Занятно, конечно, что подобные вещи писались в тюрьме. Но, как показал не только мой опыт, разве тюрьма не место для создания самых безумных проектов? Пока одни тюремщики в смазных сапогах и полицейских шинелях пьют пиво и водку, а другие, рангом выше, в коронах и лентах через плечо пишут рескрипты и танцуют на балах, узники неустанно думают о свободе. И, намыкавшись со своею собственной личной свободой, часто начинают думать о свободе всеобщей.
Стояли в программе требования об отмене паспортов, о равенстве вероисповеданий, о свободе союзов и стачек, о свободе печати и требование 8-часового рабочего дня, запрещение ночной работы, а также работы детей до 15 лет. Здесь, в известной мере по неопытности писавшего, были перемешаны требования, так сказать, фундаментальные, на которые царская власть никогда бы не пошла, поскольку выполнение их как бы автоматически отменяло самодержавие и требования насущного дня, традиционные требования европейских социал-демократов. Таким было требование учреждения промышленных судов — искать справедливости у власти! Тогда это мне казалось актуальным, а сегодня — смешным: вопрос момента, как и требование безусловного запрещения практикуемой хозяевами и администрацией расплаты за труд товарами. Ну хорошо, если дали рабочему с фабрики вместо заработанных денег кусок сукна, из которого жена рабочего сошьет ему или сыну штаны, а если на фабрике изготовляют хрусталь или какие-нибудь химреактивы, с этим-то рабочему что делать? Хрусталь в суп не положишь и детей им не накормишь. И это в конце XIX века!

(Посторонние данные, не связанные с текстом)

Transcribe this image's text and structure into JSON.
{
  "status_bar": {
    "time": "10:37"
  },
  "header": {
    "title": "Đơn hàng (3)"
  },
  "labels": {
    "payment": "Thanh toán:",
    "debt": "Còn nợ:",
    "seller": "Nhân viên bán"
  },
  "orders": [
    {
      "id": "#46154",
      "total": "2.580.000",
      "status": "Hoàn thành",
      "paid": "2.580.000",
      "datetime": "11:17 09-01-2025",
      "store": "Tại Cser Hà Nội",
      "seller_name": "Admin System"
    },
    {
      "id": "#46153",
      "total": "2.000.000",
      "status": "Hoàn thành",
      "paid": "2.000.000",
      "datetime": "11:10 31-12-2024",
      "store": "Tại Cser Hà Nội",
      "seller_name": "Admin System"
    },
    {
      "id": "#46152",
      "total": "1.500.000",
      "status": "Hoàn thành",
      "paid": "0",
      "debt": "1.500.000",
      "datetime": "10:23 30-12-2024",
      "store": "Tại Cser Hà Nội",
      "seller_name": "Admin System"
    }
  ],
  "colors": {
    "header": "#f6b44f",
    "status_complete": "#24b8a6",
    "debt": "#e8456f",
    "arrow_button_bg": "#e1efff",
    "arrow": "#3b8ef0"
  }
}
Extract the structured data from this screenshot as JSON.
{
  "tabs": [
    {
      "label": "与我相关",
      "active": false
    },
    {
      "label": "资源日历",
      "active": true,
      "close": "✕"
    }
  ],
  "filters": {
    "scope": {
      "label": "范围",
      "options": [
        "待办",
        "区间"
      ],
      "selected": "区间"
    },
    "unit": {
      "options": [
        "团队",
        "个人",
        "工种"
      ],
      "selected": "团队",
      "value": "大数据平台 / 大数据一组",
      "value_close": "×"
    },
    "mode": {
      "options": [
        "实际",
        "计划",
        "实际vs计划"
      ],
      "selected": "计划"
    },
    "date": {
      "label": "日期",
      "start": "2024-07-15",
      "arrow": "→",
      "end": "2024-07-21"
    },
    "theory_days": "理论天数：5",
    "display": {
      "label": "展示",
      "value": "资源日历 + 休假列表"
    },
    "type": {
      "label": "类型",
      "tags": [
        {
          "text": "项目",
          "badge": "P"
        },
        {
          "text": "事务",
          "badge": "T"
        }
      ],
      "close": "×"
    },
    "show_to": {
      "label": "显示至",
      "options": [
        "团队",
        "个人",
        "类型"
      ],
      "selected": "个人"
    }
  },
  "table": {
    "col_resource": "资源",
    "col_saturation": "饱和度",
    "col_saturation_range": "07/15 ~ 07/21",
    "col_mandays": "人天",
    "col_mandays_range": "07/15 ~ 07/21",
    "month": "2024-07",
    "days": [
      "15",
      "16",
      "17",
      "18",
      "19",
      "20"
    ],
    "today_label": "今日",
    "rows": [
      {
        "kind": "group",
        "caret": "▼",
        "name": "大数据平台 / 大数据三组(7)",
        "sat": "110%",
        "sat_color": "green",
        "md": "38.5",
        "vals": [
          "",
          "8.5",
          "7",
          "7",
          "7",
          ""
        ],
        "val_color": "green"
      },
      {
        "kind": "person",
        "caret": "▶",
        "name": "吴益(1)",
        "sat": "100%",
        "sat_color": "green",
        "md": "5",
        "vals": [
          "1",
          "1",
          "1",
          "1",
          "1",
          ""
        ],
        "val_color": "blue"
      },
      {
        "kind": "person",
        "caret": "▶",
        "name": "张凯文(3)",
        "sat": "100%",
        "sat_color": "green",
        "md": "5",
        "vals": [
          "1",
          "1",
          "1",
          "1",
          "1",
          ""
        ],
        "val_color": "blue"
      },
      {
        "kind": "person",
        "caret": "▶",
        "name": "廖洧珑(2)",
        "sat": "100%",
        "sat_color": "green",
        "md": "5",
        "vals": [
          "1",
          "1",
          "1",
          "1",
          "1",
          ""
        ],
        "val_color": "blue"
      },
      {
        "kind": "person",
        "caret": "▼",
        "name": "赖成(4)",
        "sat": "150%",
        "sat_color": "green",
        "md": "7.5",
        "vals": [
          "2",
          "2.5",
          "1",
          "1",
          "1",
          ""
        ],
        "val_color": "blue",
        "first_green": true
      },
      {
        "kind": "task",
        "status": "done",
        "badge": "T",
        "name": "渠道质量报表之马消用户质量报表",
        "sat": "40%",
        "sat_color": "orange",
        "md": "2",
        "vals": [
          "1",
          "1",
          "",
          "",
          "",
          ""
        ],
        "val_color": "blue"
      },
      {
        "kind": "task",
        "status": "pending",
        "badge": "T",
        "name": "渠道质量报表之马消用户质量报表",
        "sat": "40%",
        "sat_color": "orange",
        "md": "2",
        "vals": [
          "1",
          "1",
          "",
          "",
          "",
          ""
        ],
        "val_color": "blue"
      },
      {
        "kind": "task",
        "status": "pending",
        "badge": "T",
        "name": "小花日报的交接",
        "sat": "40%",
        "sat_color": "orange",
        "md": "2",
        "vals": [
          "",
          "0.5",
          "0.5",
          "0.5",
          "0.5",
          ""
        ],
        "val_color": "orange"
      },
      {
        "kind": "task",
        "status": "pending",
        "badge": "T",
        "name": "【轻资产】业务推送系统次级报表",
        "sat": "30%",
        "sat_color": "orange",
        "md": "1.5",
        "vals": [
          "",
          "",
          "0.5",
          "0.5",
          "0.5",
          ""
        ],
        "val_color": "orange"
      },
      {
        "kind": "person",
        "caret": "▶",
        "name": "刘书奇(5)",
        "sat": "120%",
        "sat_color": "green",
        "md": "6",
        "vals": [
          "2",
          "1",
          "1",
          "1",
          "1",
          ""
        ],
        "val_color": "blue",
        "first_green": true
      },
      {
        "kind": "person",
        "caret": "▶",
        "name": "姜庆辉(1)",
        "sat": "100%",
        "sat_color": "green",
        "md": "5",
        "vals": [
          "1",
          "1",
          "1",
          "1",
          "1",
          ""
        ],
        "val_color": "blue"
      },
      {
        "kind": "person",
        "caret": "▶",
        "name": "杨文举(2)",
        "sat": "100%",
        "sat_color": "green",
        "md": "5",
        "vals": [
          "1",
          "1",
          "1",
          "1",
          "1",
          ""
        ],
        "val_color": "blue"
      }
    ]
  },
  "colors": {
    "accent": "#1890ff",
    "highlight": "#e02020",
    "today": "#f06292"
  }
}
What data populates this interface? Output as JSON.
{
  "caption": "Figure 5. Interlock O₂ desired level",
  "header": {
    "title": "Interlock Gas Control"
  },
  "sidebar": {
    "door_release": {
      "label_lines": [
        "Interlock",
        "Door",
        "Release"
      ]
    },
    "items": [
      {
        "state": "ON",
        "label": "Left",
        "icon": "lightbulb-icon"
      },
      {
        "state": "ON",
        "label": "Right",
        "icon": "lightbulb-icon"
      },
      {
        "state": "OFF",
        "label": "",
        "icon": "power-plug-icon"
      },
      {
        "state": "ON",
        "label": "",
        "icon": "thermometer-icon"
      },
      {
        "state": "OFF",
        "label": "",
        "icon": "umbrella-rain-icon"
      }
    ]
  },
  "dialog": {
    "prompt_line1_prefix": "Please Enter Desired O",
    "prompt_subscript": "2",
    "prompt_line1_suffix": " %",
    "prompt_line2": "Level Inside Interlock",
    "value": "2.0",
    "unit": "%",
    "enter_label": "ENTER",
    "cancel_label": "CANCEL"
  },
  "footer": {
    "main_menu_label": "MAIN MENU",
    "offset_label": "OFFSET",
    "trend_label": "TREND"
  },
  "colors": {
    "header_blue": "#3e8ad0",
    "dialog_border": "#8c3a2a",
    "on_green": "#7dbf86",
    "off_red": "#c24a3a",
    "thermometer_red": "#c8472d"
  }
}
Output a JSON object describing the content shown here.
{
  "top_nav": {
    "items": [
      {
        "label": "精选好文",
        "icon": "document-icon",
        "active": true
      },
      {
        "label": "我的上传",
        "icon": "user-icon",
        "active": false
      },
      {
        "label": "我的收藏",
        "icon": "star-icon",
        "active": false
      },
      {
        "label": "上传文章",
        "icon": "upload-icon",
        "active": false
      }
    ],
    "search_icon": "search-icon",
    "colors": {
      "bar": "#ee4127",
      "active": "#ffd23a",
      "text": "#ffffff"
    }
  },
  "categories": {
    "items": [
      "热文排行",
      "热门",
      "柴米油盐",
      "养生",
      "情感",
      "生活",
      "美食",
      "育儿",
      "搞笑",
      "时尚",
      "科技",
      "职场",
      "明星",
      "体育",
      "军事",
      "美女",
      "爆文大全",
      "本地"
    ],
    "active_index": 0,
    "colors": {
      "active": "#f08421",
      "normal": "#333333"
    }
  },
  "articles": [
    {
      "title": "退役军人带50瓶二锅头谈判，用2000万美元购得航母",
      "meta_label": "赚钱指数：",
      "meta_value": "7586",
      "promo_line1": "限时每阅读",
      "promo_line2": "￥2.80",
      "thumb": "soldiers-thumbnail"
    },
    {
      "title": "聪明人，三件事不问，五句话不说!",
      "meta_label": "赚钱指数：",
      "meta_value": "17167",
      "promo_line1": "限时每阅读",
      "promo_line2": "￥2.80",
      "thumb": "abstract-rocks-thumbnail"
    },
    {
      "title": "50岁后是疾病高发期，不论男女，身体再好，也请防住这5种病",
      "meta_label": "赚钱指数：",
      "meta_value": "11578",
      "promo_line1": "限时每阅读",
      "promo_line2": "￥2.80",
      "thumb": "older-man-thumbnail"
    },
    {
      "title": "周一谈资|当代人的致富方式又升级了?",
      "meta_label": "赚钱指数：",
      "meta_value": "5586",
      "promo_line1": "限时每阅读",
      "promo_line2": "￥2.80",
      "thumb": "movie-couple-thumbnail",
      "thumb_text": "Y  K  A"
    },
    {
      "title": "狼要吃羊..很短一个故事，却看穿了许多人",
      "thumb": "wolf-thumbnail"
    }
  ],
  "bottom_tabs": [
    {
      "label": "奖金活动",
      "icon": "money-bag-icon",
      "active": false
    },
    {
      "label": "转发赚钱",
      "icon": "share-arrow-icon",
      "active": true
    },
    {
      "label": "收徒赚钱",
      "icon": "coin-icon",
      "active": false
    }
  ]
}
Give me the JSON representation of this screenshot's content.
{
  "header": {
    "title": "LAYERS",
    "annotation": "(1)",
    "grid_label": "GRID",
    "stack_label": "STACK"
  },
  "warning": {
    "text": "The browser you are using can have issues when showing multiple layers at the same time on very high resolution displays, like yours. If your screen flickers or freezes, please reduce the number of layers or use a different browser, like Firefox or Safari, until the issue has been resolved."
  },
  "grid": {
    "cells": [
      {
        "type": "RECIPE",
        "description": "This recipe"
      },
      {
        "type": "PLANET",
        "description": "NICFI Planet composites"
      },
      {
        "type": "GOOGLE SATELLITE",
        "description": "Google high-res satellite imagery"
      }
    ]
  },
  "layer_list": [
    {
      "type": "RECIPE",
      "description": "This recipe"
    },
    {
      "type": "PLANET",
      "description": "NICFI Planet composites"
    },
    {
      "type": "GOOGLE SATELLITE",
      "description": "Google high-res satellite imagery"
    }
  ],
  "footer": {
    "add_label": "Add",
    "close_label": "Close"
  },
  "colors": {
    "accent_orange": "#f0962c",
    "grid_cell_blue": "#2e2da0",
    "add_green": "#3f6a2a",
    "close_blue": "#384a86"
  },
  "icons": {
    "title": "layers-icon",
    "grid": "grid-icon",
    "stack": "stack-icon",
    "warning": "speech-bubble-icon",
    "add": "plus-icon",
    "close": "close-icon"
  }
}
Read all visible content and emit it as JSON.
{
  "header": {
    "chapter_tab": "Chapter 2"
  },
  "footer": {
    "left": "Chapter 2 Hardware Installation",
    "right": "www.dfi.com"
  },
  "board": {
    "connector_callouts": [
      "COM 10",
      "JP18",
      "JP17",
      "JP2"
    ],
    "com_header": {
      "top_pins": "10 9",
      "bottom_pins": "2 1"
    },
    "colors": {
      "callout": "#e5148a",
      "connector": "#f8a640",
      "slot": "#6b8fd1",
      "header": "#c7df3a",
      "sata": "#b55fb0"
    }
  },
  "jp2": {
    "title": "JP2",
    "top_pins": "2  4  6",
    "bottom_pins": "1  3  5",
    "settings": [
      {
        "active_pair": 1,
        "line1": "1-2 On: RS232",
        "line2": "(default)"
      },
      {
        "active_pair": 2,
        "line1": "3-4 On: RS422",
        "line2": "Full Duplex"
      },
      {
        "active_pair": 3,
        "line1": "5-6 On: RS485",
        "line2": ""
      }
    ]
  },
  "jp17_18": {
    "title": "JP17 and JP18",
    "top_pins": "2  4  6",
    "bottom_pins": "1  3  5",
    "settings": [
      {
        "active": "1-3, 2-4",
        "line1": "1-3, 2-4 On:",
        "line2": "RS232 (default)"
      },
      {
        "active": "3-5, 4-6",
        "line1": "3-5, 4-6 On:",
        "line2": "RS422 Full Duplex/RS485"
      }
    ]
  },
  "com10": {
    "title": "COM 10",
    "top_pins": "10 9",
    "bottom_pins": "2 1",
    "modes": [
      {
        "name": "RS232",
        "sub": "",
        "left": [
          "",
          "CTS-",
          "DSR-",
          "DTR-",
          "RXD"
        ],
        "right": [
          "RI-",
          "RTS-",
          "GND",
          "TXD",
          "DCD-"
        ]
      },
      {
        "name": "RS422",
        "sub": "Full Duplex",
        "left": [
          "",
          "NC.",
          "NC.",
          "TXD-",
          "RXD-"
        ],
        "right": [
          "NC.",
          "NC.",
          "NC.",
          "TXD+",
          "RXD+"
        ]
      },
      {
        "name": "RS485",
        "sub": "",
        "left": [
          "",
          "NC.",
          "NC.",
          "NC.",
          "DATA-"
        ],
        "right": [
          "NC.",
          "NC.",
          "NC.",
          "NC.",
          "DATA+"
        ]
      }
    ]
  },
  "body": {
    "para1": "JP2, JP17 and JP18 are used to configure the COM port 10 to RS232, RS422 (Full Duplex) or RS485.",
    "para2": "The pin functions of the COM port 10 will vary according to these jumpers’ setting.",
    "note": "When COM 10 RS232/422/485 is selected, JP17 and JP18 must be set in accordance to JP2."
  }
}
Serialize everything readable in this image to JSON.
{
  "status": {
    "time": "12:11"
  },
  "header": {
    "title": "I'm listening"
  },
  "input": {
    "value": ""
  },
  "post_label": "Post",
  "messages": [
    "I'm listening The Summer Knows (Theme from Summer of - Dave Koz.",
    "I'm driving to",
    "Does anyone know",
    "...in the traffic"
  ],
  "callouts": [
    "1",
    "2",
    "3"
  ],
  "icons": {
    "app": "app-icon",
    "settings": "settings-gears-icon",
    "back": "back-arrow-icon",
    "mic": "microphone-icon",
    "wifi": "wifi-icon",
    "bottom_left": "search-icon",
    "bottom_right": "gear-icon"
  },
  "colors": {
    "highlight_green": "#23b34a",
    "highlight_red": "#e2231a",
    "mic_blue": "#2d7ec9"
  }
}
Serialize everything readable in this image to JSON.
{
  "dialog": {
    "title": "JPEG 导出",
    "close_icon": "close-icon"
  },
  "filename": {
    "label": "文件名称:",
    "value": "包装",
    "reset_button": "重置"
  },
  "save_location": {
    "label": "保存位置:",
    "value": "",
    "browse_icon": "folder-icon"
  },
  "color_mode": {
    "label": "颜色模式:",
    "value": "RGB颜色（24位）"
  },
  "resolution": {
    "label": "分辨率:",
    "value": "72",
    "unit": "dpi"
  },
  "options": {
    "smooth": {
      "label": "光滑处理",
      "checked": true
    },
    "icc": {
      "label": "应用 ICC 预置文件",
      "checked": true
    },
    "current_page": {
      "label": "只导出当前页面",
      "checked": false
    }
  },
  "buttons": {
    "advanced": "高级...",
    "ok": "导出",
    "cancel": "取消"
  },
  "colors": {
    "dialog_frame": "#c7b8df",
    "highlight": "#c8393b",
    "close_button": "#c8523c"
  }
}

Существовали требования и в пользу крестьянства. Их было, в отличие от требований в пользу рабочих, только четыре, но все они отражали глубочайший кризис, который царил в крестьянской среде. Я перечислю сейчас эти требования, и, лишь слегка вдумываясь, каждый непредубежденный человек почти мгновенно поймет, какой глубокий средневековый феодализм управлял большею частью российского люда. Феодализм, переходящий местами в патриархально-родовые отношения.
Если по отношению к рабочим программа говорила о 8-часовом дне, то крестьян в первую очередь надо было освободить от круговой поруки.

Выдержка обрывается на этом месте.